Calculate Your Current Savings Rate

Add all monthly investment contributions: 401(k) employee contribution, employer match, Roth IRA, HSA investments, and taxable account investments. Divide by your gross monthly salary. This is your current savings rate. Write it down.

2

Set Your Target and Close the Gap

If you are in your 20s, target 15-20%. In your 30s, target 20-25%. Identify the gap between your current rate and target. Find one to two expenses to redirect, or plan to invest 50-100% of your next raise to close the gap gradually.

3

Automate the Increase

Set a recurring calendar reminder for every raise or January 1st to increase your investment by at least 1% of salary. Many 401(k) plans offer automatic escalation features that do this for you. Within 3-5 years of regular increases, you will reach your target savings rate without ever feeling the pinch.

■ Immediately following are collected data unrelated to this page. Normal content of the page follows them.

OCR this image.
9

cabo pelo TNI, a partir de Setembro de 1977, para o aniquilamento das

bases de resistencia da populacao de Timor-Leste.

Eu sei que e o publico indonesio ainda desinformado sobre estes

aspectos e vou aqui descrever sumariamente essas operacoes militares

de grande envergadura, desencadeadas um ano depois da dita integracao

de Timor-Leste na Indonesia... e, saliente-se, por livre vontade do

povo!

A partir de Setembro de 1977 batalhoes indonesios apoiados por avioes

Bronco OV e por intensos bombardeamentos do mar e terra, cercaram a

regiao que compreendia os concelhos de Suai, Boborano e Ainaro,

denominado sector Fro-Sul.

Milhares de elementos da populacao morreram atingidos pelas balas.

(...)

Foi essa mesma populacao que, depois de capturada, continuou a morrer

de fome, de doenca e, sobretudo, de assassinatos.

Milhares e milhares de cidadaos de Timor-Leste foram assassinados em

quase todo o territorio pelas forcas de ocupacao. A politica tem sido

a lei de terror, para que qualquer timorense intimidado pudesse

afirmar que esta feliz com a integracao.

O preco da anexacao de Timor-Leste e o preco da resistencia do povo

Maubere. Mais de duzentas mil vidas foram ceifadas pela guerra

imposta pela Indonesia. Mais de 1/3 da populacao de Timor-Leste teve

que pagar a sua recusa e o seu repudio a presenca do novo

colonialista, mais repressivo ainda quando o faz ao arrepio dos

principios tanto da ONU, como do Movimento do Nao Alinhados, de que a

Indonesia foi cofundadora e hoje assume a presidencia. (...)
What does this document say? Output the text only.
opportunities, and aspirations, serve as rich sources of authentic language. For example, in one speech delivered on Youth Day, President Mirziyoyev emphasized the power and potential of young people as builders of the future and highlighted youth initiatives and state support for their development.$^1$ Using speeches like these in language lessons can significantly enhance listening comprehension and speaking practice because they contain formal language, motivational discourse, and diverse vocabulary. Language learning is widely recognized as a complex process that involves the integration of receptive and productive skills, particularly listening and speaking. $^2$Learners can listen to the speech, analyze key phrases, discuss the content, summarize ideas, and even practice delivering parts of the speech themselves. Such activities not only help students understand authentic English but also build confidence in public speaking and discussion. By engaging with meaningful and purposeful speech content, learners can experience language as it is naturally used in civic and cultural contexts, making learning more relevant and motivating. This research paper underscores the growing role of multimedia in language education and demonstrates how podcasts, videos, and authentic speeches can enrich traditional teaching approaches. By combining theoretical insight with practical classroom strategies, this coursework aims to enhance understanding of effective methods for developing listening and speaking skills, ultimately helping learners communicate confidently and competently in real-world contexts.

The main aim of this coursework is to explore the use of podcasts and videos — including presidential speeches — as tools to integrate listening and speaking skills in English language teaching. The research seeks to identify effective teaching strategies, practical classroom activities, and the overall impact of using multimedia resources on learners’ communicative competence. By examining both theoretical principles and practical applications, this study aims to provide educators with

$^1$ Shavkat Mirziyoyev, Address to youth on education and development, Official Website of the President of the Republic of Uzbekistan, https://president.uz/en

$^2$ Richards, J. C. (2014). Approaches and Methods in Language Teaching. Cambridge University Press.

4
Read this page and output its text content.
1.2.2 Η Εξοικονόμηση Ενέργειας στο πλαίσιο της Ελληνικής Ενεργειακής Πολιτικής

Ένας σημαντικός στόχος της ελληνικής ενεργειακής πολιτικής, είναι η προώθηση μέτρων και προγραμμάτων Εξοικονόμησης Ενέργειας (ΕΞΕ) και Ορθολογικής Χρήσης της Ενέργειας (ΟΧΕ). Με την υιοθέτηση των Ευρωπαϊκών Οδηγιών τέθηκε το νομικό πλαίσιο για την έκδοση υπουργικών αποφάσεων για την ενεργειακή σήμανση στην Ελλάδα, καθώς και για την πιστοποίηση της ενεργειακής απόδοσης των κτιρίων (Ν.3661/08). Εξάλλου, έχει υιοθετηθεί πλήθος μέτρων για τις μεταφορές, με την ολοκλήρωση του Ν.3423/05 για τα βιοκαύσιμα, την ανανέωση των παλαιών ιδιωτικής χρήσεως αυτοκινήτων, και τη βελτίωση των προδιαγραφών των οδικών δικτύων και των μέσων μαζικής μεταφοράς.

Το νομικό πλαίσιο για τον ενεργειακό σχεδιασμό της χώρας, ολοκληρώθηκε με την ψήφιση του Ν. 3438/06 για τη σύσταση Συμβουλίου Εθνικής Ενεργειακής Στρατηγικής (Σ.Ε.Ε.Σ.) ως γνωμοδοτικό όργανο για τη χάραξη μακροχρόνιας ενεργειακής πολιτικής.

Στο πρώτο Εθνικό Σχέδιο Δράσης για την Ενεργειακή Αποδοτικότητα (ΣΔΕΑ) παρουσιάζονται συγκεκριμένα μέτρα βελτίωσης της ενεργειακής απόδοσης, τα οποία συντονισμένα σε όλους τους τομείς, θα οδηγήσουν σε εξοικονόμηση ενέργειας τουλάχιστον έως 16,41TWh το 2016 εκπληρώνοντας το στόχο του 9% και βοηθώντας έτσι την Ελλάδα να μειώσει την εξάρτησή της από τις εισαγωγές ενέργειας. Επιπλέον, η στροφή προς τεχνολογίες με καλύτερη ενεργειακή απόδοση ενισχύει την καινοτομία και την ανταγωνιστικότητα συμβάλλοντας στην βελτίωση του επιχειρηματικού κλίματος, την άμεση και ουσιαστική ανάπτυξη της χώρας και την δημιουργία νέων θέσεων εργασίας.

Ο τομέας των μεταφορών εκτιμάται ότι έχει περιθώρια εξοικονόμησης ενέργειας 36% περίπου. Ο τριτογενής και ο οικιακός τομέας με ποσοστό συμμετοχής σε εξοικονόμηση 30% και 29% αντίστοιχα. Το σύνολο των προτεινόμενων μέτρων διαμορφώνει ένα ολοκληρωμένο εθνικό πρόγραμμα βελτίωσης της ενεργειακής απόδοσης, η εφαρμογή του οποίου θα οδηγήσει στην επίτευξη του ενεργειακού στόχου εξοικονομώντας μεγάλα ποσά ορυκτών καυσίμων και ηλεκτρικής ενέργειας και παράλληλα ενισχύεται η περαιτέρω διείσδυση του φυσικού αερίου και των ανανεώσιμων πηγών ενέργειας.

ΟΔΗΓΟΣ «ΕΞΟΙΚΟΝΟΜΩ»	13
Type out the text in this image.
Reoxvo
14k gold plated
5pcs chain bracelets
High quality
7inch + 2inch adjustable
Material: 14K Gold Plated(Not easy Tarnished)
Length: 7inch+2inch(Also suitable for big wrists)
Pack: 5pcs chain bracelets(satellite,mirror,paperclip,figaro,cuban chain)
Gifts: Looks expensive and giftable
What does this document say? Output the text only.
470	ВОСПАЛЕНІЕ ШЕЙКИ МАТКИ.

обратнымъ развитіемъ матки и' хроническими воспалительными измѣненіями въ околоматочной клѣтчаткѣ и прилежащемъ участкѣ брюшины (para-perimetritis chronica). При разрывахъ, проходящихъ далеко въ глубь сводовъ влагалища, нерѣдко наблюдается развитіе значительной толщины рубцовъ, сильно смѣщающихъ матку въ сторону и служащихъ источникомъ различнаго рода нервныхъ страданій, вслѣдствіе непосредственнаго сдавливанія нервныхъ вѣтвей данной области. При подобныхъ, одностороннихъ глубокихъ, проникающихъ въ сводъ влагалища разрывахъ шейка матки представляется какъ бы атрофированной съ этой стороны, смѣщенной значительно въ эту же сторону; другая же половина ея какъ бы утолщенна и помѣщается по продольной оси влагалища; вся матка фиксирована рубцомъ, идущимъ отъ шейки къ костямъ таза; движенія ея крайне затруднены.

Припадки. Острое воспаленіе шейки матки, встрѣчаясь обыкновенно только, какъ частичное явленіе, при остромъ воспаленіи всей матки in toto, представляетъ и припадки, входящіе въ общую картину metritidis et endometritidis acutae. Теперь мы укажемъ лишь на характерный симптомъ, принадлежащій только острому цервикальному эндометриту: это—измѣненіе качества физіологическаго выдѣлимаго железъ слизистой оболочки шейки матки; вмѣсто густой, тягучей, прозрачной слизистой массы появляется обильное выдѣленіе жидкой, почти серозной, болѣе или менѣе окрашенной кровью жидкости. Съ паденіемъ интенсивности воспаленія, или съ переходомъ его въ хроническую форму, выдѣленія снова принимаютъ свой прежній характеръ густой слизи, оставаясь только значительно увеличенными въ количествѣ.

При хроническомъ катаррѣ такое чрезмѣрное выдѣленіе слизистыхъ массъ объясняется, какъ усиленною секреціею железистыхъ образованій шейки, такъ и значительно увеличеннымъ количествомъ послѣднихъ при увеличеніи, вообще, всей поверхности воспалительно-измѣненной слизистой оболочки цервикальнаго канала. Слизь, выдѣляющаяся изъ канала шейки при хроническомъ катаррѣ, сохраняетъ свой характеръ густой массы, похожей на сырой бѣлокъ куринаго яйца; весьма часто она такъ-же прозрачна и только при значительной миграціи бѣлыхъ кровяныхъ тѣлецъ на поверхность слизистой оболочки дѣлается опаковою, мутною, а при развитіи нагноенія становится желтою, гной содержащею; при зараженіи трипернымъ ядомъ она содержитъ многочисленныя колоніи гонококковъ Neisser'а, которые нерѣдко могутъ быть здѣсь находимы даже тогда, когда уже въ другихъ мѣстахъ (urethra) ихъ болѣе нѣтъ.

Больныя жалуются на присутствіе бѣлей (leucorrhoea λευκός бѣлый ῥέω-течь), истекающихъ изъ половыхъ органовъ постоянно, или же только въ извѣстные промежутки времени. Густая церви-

Frequently Asked Questions

Is 10% of my salary enough to invest?
At 10% with an employer match bringing you to 13-14%, you will likely have a comfortable traditional retirement at 65. However, it will not allow for early retirement or major wealth building. Think of 10% as the minimum and work toward 15-20% as your career progresses. The difference between 10% and 20% over 30 years at a $70,000 salary is roughly $500,000 in additional wealth.
What if I cannot afford 15% right now?
Start with whatever you can, even 5%. The habit is more important than the percentage. Increase by 1% every quarter or with every raise. Going from 5% to 15% over 2-3 years is a proven approach that works for millions of investors. The worst option is to delay starting until you can afford 15% because each year of delay costs you far more in lost compounding than the difference between 5% and 15%.
Should the percentage include employer match?
Financial advisors differ on this. The commonly cited 15% guideline from Fidelity includes employer contributions. So if your employer matches 4% and you contribute 11%, you are at 15%. However, for aggressive wealth building, count only your own contributions toward your target and treat the match as a bonus. This effectively increases your total savings rate beyond the standard guidelines.